NEW YORK — SUBURBIA
Play by Eric Bogosian.
At the Mitzi E. Newhouse Theater at Lincoln Center.
ERIC BOGOSIAN has long chronicled the neuroses of the alienated and disaffected in his series of one-man shows. In his first full-scale play (his previous ``Talk Radio'' was little more than a starring vehicle for himself), he has enlisted a large cast of talented performers to enact the current young generation's problems growing up in ``Suburbia.''
Considering that one of the characters says early in the play, ``I'm (expletive deleted) alienated,'' it's safe to say that the theme of Bogosian's work is not too far from the surface. It's set in the parking lot of a 7-11 (Derek McLane's realistic set practically invites you to order a Big Gulp) where the group congregates.
The play presents: Tim (Tim Guinee), whose stint in the Navy has left him directionless and an embittered racist; Buff (Steve Zahn), a spaced-out surfer dude without a beach; Jeff (Josh Hamilton), whose intellectual searching and ironic put-downs seem to indicate he is the character closest to the author; Sooze (Martha Plimpton), Jeff's restless girlfriend, who is desperate to escape to New York and become a performance artist; and Bee-Bee (Wendy Hoopes), a troubled girl eager to blend in with the rest of the group.

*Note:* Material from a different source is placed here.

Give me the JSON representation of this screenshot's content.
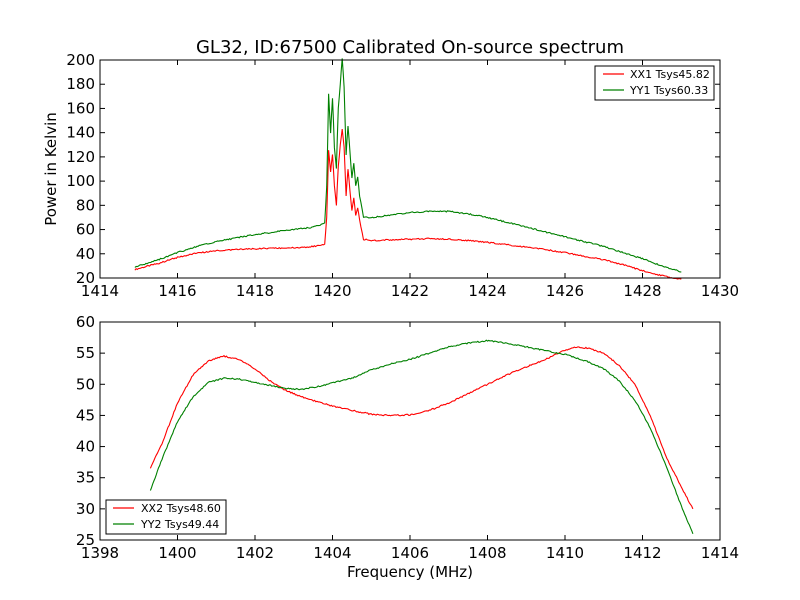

Although this group does little more than sit around and make rambling conversation, the play is crammed with incidents, the central one being the return visit of Pony (Zak Orth), who has gone off and become a rock star. His appearance prompts the members of the group into various reactions: Jeff is jealous of his success and masks it with snide put-downs, while Sooze is attracted by Pony's success as an artist. Buff mainly wants a ride in Pony's limousine.
One of the problems with ``Suburbia'' is that the target audience for the play probably left their suburban enclaves years ago to escape precisely these types of people. All of the characters onstage are silly or unpleasant; as Norman the 7-11 owner exclaims in one particularly frustrated moment, ``You people are so stupid. What's wrong with you?''
Although the playwright makes many cogent points about the deadening effects of suburbia, he really has no answers to this problem. And although his gift for sharply observed characterizations and amusing dialogue has not deserted him here, it becomes easy to wish that we were meeting these characters in his usual brief vignettes rather than this full-length work. He also seems to be trying too hard; at 2-1/2 hours, the play is needlessly attenuated, and the last part features several twists of plot and a melodramatic conclusion.
The young cast members play their parts expertly, with Steve Zahn scoring big laughs and even making his party-animal character rather endearing. The only wrong move is in the casting of Zak Orth as Pony; although he gives an ingratiating performance, he isn't believable enough as a rock star in today's video-oriented culture. Robert Falls, artistic director of Chicago's Goodman Theatre, has staged the work in a suitably propulsive manner, complete with loud rock music and sudden light flashes.
Bogosian has begun to reach a certain staleness of formula in his one-man shows, and his attempts at writing in a more conventional dramatic form are to be welcomed. If ``Suburbia'' doesn't fully work, there's enough of interest here to indicate that better things are to come from this gifted writer.